- Episode no.: Season 2 Episode 2
- Directed by: Ernest Dickerson
- Written by: Kelly Souders & Brian Peterson
- Original air date: July 7, 2014

Guest appearances
- Grace Victoria Cox as Melanie Cross; Dale Raoul as Andrea Grinnell; Matt McHugh as Farmer Killian;

Episode chronology
| ← Previous "Heads Will Roll" | Next → "Force Majeure" |
- Under the Dome (season 2)

= Infestation (Under the Dome) =

"Infestation" is the second episode of the second season of the CBS drama series Under the Dome, and the fifteenth episode overall.
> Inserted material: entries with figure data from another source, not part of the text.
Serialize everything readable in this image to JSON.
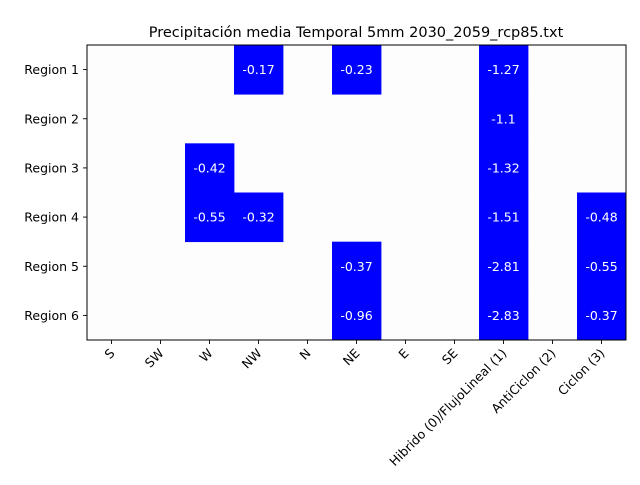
{
  "chart_data": {
    "type": "heatmap",
    "title": "Precipitación media Temporal 5mm 2030_2059_rcp85.txt",
    "xlabel": "",
    "ylabel": "",
    "columns": [
      "S",
      "SW",
      "W",
      "NW",
      "N",
      "NE",
      "E",
      "SE",
      "Hibrido (0)/FlujoLineal (1)",
      "AntiCiclon (2)",
      "Ciclon (3)"
    ],
    "rows": [
      "Region 1",
      "Region 2",
      "Region 3",
      "Region 4",
      "Region 5",
      "Region 6"
    ],
    "values": [
      [
        null,
        null,
        null,
        -0.17,
        null,
        -0.23,
        null,
        null,
        -1.27,
        null,
        null
      ],
      [
        null,
        null,
        null,
        null,
        null,
        null,
        null,
        null,
        -1.1,
        null,
        null
      ],
      [
        null,
        null,
        -0.42,
        null,
        null,
        null,
        null,
        null,
        -1.32,
        null,
        null
      ],
      [
        null,
        null,
        -0.55,
        -0.32,
        null,
        null,
        null,
        null,
        -1.51,
        null,
        -0.48
      ],
      [
        null,
        null,
        null,
        null,
        null,
        -0.37,
        null,
        null,
        -2.81,
        null,
        -0.55
      ],
      [
        null,
        null,
        null,
        null,
        null,
        -0.96,
        null,
        null,
        -2.83,
        null,
        -0.37
      ]
    ],
    "cell_color": "#0000ff",
    "empty_color": "#fdfdfd",
    "label_color": "#ffffff",
    "grid": false,
    "legend": false
  }
}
The episode premiered on July 7, 2014.

The episode received mixed reviews from critics, though some commented positively calling it an improvement from the second-season premiere.

==Plot==
Having been spared by the Dome, James "Big Jim" Rennie (Dean Norris) starts to have a change of heart from the previous mindset of himself being most important to being generally helpful towards the entire town. Residents start to trust him considerably more, thinking of him as a hero for attempting to sacrifice himself.
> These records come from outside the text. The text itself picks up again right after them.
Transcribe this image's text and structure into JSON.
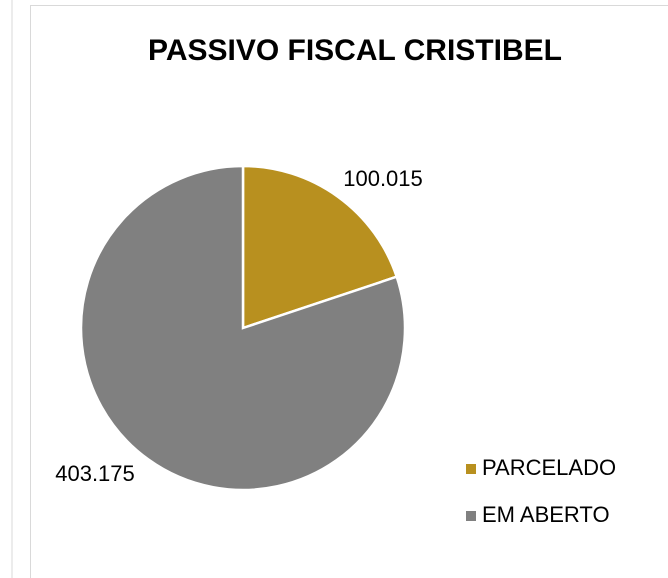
{
  "chart_data": {
    "type": "pie",
    "title": "PASSIVO FISCAL CRISTIBEL",
    "categories": [
      "PARCELADO",
      "EM ABERTO"
    ],
    "values": [
      100015,
      403175
    ],
    "value_labels": [
      "100.015",
      "403.175"
    ],
    "colors": [
      "#b8901f",
      "#808080"
    ],
    "legend": "right"
  }
}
After a caterpillar infestation begins to take control of all the town's crops Rebecca Pine (Karla Crome) takes action by burning fields, and later enlists the help of Big Jim and Dale "Barbie" Barbara (Mike Vogel) to use an old crop-duster to spray the fields with pesticides. This nearly sees the demise of Barbie as fuel runs low on the airplane. Big Jim saves his life by revealing a secret reserve tank, enabling Barbie to land safely, solidifying Jim's status of hero.
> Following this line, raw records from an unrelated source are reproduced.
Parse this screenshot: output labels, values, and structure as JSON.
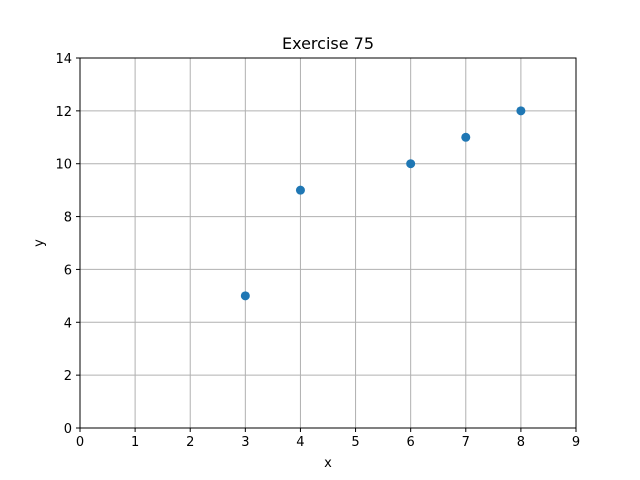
{
  "chart_data": {
    "type": "scatter",
    "title": "Exercise 75",
    "xlabel": "x",
    "ylabel": "y",
    "xlim": [
      0,
      9
    ],
    "ylim": [
      0,
      14
    ],
    "xticks": [
      "0",
      "1",
      "2",
      "3",
      "4",
      "5",
      "6",
      "7",
      "8",
      "9"
    ],
    "yticks": [
      "0",
      "2",
      "4",
      "6",
      "8",
      "10",
      "12",
      "14"
    ],
    "grid": true,
    "point_color": "#1f77b4",
    "grid_color": "#b0b0b0",
    "points": [
      {
        "x": 3,
        "y": 5
      },
      {
        "x": 4,
        "y": 9
      },
      {
        "x": 6,
        "y": 10
      },
      {
        "x": 7,
        "y": 11
      },
      {
        "x": 8,
        "y": 12
      }
    ]
  }
}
Following Angie McAlister's (Britt Robertson) murder, there is a manhunt for the person responsible for the crime. Initially, the girl (Grace Victoria Cox) who was rescued by Julia Shumway (Rachelle Lefevre) is the main suspect, as her shoe-print was found near the crime scene in a puddle of blood. Jim and James "Junior" Rennie (Alexander Koch) both suspect each other initially. When Joe McAlister (Colin Ford) tells Junior about the shoe-print and that the girl was arrested they head to the jail cell to murder this mysterious stranger. However it is soon discovered that it was a man who did the deed. Julia and Sam Verdreaux (Eddie Cahill) find bruising on Angie's arm — large, widely spaced fingerprints only a man could have inflicted. Junior is unable to shoot the girl but Joe is ready to before being stopped by Julia and Sam. Junior later heads to his Uncle Sam's shack to reveal that the previous night he had been drunk and blacked out. He later found Angie's bracelet under his cot and believes he may have been the man who killed Angie.

==Reception==
The episode was watched by 7.70 million American viewers and received an 18–49 rating/share of 1.7/5, marking series lows for ratings and viewership. The show placed first in its timeslot and third for the night, falling behind MasterChef and The Bachelorette. Including DVR viewership the episode was watched by a total of 11.21 million viewers and attained an 18–49 rating of 2.7. Further research indicated that 12.08 million viewers watched the episode.

Much like the previous episode, this episode received generally mixed to negative reviews from critics.

Chancellor Agard of Entertainment Weekly gave the episode a positive review compared to the previous episode, saying it "makes up for where the season premiere failed because there are moments that do a fairly good job of setting up this season's conflicts and viewer expectations." Marc Buxton of Den of Geek gave the episode a moderate review, giving a 3 out of 5, saying "Things are going to get biblical in Chester’s Mill, huh? Ok, I can deal with that. This week’s episode didn’t bring the locusts, but it did bring an infestation of caterpillars in the first of the plagues the residents of Chester’s Mill must face in the coming weeks. It’s all good as the second installment of season two was much more cohesive and controlled than last week’s premiere, making this episode mostly a winner."

Matt Fowler of IGN gave the episode a 5.2 out of 10, signaling mixed reviews, saying Under the Dome continued along with its paper-thin, on-the-nose "science vs. faith" story - absurdly represented on both sides. We got a threat that never felt like a true threat and a couple of citizens once again leaping to conclusions and trying to take the law, or at least retribution, into their own hands. It was at least good to know that Big Jim hadn't completely shed his egomaniac ways since he stands out as one of the only series regulars to not be given arbitrary motivations from one episode to the next. It's almost a shame that they pulled the villain card so early with him back in Season 1 and now have to rein him back in.

Scott Von Doviak of The A.V. Club gave the episode a C− rating, saying "Only two episodes into the season, Under The Dome is already back in Crisis-of-the-Week mode. The butterflies are reproducing too quickly because of, oh, let’s say magnets, and the caterpillars they hatch are devouring all the crops, which they wouldn’t normally do, except...magnets. (Cue Insane Clown Posse scratching their heads.) Who needs a reason, really? The answer is always 'that’s what the dome wanted,' even if no two people can agree on what it is the dome actually wants."